1
votes

If I am going to be querying a table by Guids (irregardless of fragmentation problems with Guids), would it be faster to have the Guid as the clustered index rather than the non-clustered index or no index at all?

This question is coming from a read-only standpoint. I'm just curious if there will be a speed improvement between the searching rows for a specific Guid, and will searching complete faster with/without an index or with/without a clustered index?

Alternatively, I'm fairly certain in the answer to my next question, but now apply int identifiers to the previous question. Will it be faster to search if the table is clustered by that int? (This is rather than clustered by some other item in the table?)




I know there are many other questions posted on this topic, but I haven't found the specific answer that I'm looking for in any of these:
Should a Sequential Guid primary key column be a clustered index?
Improving performance of cluster index GUID primary key
Clustered primary key on unique identifier ID column in SQL Server
uniqueidentifier with index
Should I get rid of clustered indexes on Guid columns

Thanks for any help!

3
faster than what? I presume the alternative would be a non clustered covering index?Martin Smith
YIKES!! I would avoid GUID's as clustered indices in SQL Server like the devil ! Don't do it - even if searching that GUID is faster that way - most other operations will come to a crawl with GUIDs as CK....marc_s
@Martin Smith - I meant raster than either a non-clustered index, or no index at all @marc_s - what other operations are we talking about that will come to a crawl if I'm specifically only reading from the table?Brett

3 Answers

3
votes

The table will certainly query faster with Integer clustered indexes than GUID indexes. The reason being the size of the data type.

If you have already decided to go with GUIDs as key then probably generate these GUIDs using newSequentialId() instead of NewId() as this would reduce the effects of fragmentation in Guid indexes as the Ids ae always increasing and you have less chances of having a page split.

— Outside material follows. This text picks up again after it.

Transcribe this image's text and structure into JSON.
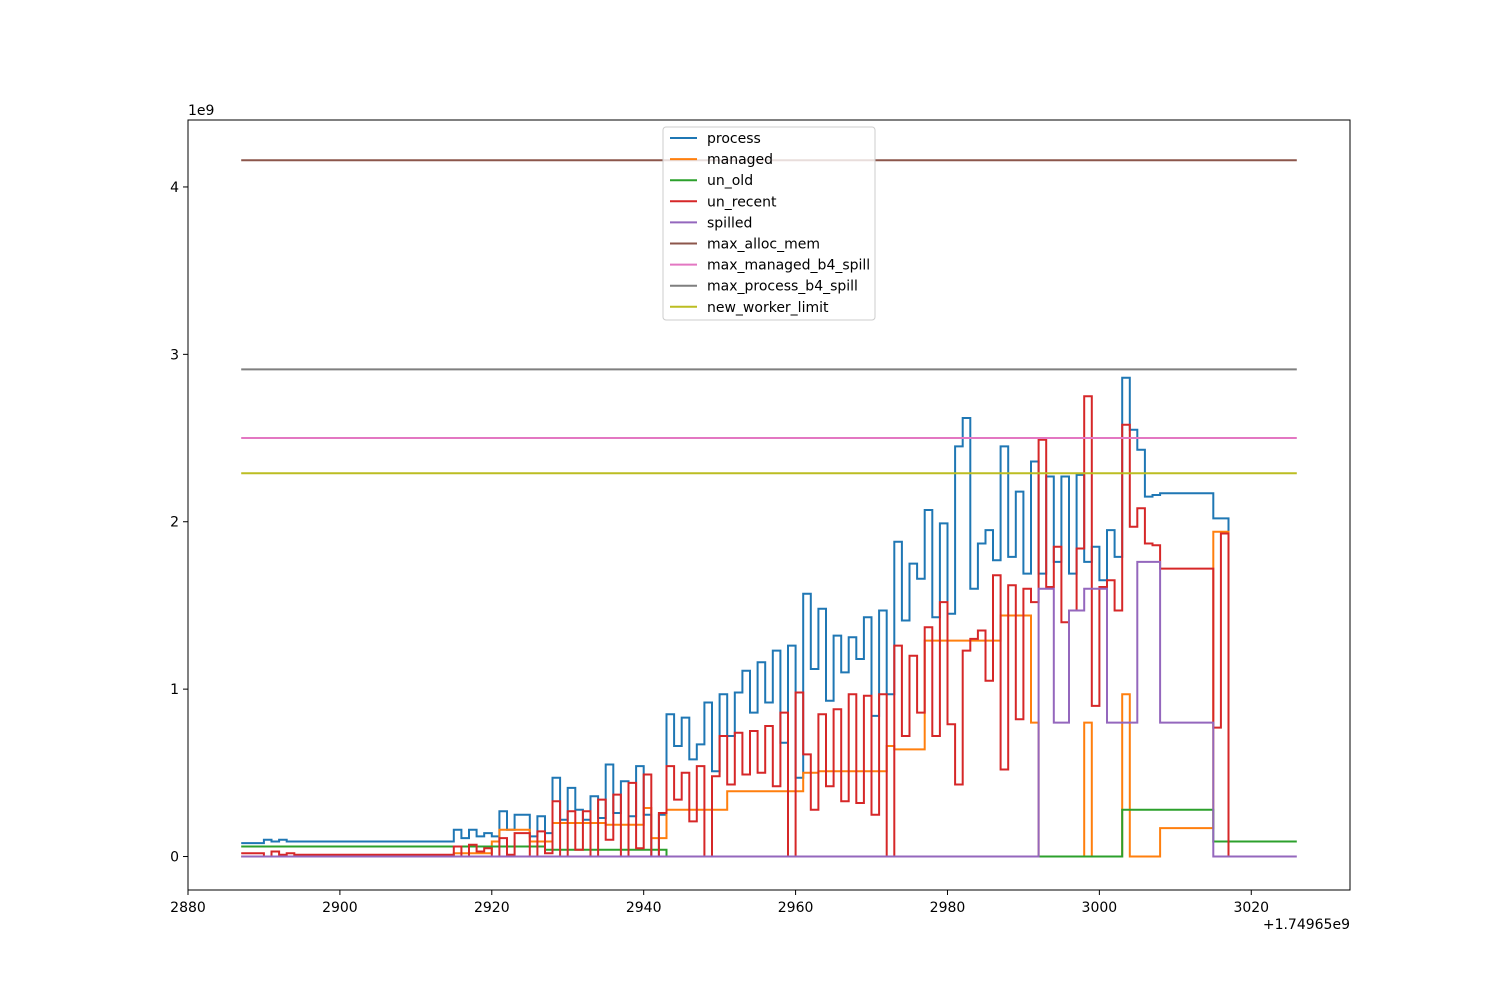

Adding to my point, it is a natural choice to go with this as a clustered index unless you have a potential candidate for a clustered index i.e. if you are using this guid not for key purposes. If its a relatively small table that is when you have a choice to not have an index else its always good to have indexes.

2
votes

Assuming MS SQL Server. This may or may not apply to other RDBMSs:

If you have a clustered index then it will be fastest, although if you're searching for a single row then the difference between that and a non-clustered index will be negligible. When you use a non-clustered index the server needs to first find the right value in the index and then go fetch the full record from the table storage. The table storage is the clustered index, so searching by a clustered index eliminates that step (called a Bookmark Lookup), but that step is almost imperceptible for a single row.

Clustered indexes tend to provide a bigger advantage for reading when they are on a column that is selected by range (for example, transaction date and you want to find all transactions for the past month). In that case the server can find the start and just read off the data in one quick, sequential sweep.

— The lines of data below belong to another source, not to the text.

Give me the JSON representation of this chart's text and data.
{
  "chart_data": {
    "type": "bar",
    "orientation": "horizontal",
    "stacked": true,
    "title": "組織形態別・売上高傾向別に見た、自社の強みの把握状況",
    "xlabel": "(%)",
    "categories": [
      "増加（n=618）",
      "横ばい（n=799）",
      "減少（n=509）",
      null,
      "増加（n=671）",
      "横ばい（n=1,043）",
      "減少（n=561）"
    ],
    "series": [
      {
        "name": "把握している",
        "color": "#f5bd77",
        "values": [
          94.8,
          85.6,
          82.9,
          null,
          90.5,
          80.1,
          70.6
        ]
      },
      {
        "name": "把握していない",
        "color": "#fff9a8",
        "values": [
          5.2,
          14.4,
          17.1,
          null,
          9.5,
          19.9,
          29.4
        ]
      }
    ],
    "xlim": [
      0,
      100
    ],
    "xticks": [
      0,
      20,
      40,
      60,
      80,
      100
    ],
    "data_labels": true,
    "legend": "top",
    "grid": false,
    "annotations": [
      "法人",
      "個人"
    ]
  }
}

Having a non-clustered index on an INT (all other things being equal) will be slightly faster than using a GUID because the index itself will be smaller (because INTs are much smaller than GUIDs) which means that the server has to traverse fewer pages to find the value that it's looking to get. In the case of a clustered index I don't think that you'll see much of a difference if your row sizes are already large compared to the difference between a GUID and an INT, but I haven't done any testing on that.

1
votes

Like Tom already mentioned, the search on a clustered index for a single element will allways be faster. This is because the clustered index is thae data itself, and no lookups are requiered after you found your index entry.

The main advantage for a clustered index is the ability to extract "ranges" of data (like "last week", or "Orderhistory by Date"). Since a GUID tends to spread evenly over the table, you will fail to gain this benefit here. Also each table can only have one clustered index, so pick carefully.

If you query a table most commenly for a specific range, then consider that one as a clustered index.

There is also a 3rd kind, which is called a covering index. A covering index consists of several fields, which will be able so satisfy the most common query. For example, you have a USER table with a ID,Displayname,Password,LogonDate,..... and you will need the DisplayName frequently, creating a index based on ID,Displayname would be considered a covering index for a query like

Select Displayname from USER where ID=XYZ

Edit: One thing I forgot to mention. A GUID is quite a large object when it comes to SQL (Well... 16 Bytes). Having it as the clustered index forces all other indices on that table to inlcude the 16 Byte pointer to the GUID. This can add up if you have a bunch of indices on that table. Theclustered index is best is it is small and unique. Thats why INTs are so nice.